The line connecting $\zeta$ and its antipodal point $\alpha := -\zeta$ is a diameter of $C$, hence, by Thales' theorem, the triangle $\alpha N\zeta$ has a right angle at $N$. $\angle z 0N$ is a right angle, hence $\angle 0N\zeta = \angle 0Nz = \frac{\pi}{2}-\varphi$, and therefore $\angle 0N\alpha = \varphi$. But that means the line $N\alpha$ intersects the plane at a distance of $\tan\varphi$ from $0$, on the opposite side of $z$, and that means the point projected to $\alpha$ is $$w = -\frac{z}{\lvert z\rvert^2},$$

whence $z\overline{w} = -1$.

Conversely, if $z\overline{w} = -1$, and $w$ is projected to $\beta$ on the sphere, then $\lvert w\rvert = \tan \varphi$, whence $\angle \beta N0 = \varphi$, and since $w$ (and $\beta$) lie on the opposite side of $0$ from $z$, we have

$$\angle \beta N\zeta = \angle \beta N0 + \angle 0N\zeta = \varphi + \left(\frac{\pi}{2} - \varphi\right) = \frac{\pi}{2},$$

and by Thales, the line segment connecting $\beta$ and $\zeta$ is a diameter of the great circle $C$, hence $\beta = -\zeta$ is the antipodal point of $\zeta$.

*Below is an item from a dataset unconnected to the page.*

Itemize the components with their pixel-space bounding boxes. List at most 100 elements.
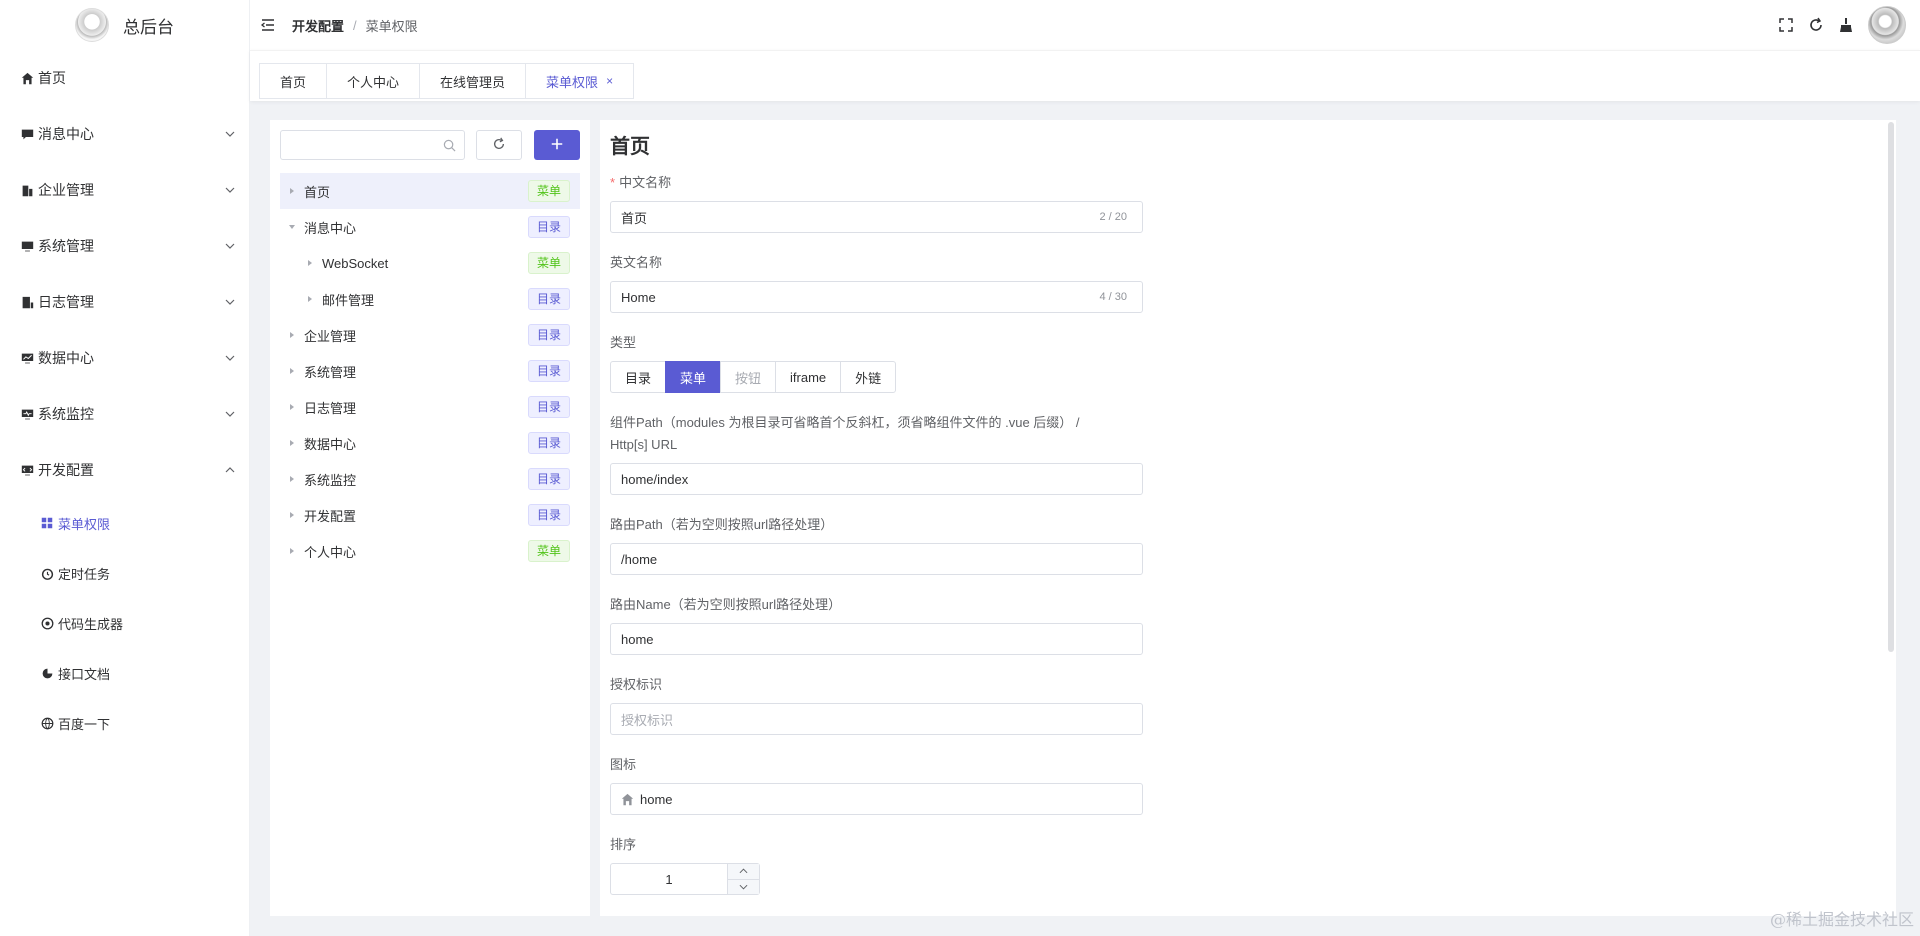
tree-node[interactable]: 首页 菜单 xyxy=(280,173,580,209)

Analytically, with the explicit formulae of the stereographic projection

$$\begin{align} \varphi \colon z = x+iy &\mapsto \left(\frac{2x}{x^2+y^2+1},\,\frac{2y}{x^2+y^2+1},\,\frac{x^2+y^2-1}{x^2+y^2+1} \right)\\ \varphi^{-1} \colon (\alpha,\,\beta,\,\gamma) &\mapsto \frac{1}{1-\gamma}(\alpha + i \beta) \end{align}$$

we obtain that the point being projected to the antipodal point of $z$'s projection is

$$\begin{align} w &= \varphi^{-1} \left(\frac{-2x}{x^2+y^2+1},\,\frac{-2y}{x^2+y^2+1},\, \frac{1-x^2-y^2}{x^2+y^2+1}\right)\\ &= \frac{x^2+y^2+1}{2(x^2+y^2)}\frac{-2(x+iy)}{x^2+y^2+1}\\ &= \frac{-(x+iy)}{x^2+y^2}\\ &= -1/\overline{z}. \end{align}$$

Solution 2:

For points $z$, $w\in{\mathbb C}$ with antipodal stereographic projections to $S^2$ the triangle with vertices $z$, $N$, $w$ has a right angle at $N$. By a Pythagorean theorem ("Höhensatz") it follows that $$|z|\>|w|=1^2\ .\tag{1}$$ Furthermore, looking at the situation from high up on the $x_3$-axis we see that $$\arg(w)=\arg(z)+\pi\ \tag{2}$$ The equations $(1)$ and (2) together easily imply $z\>\bar w=-1$.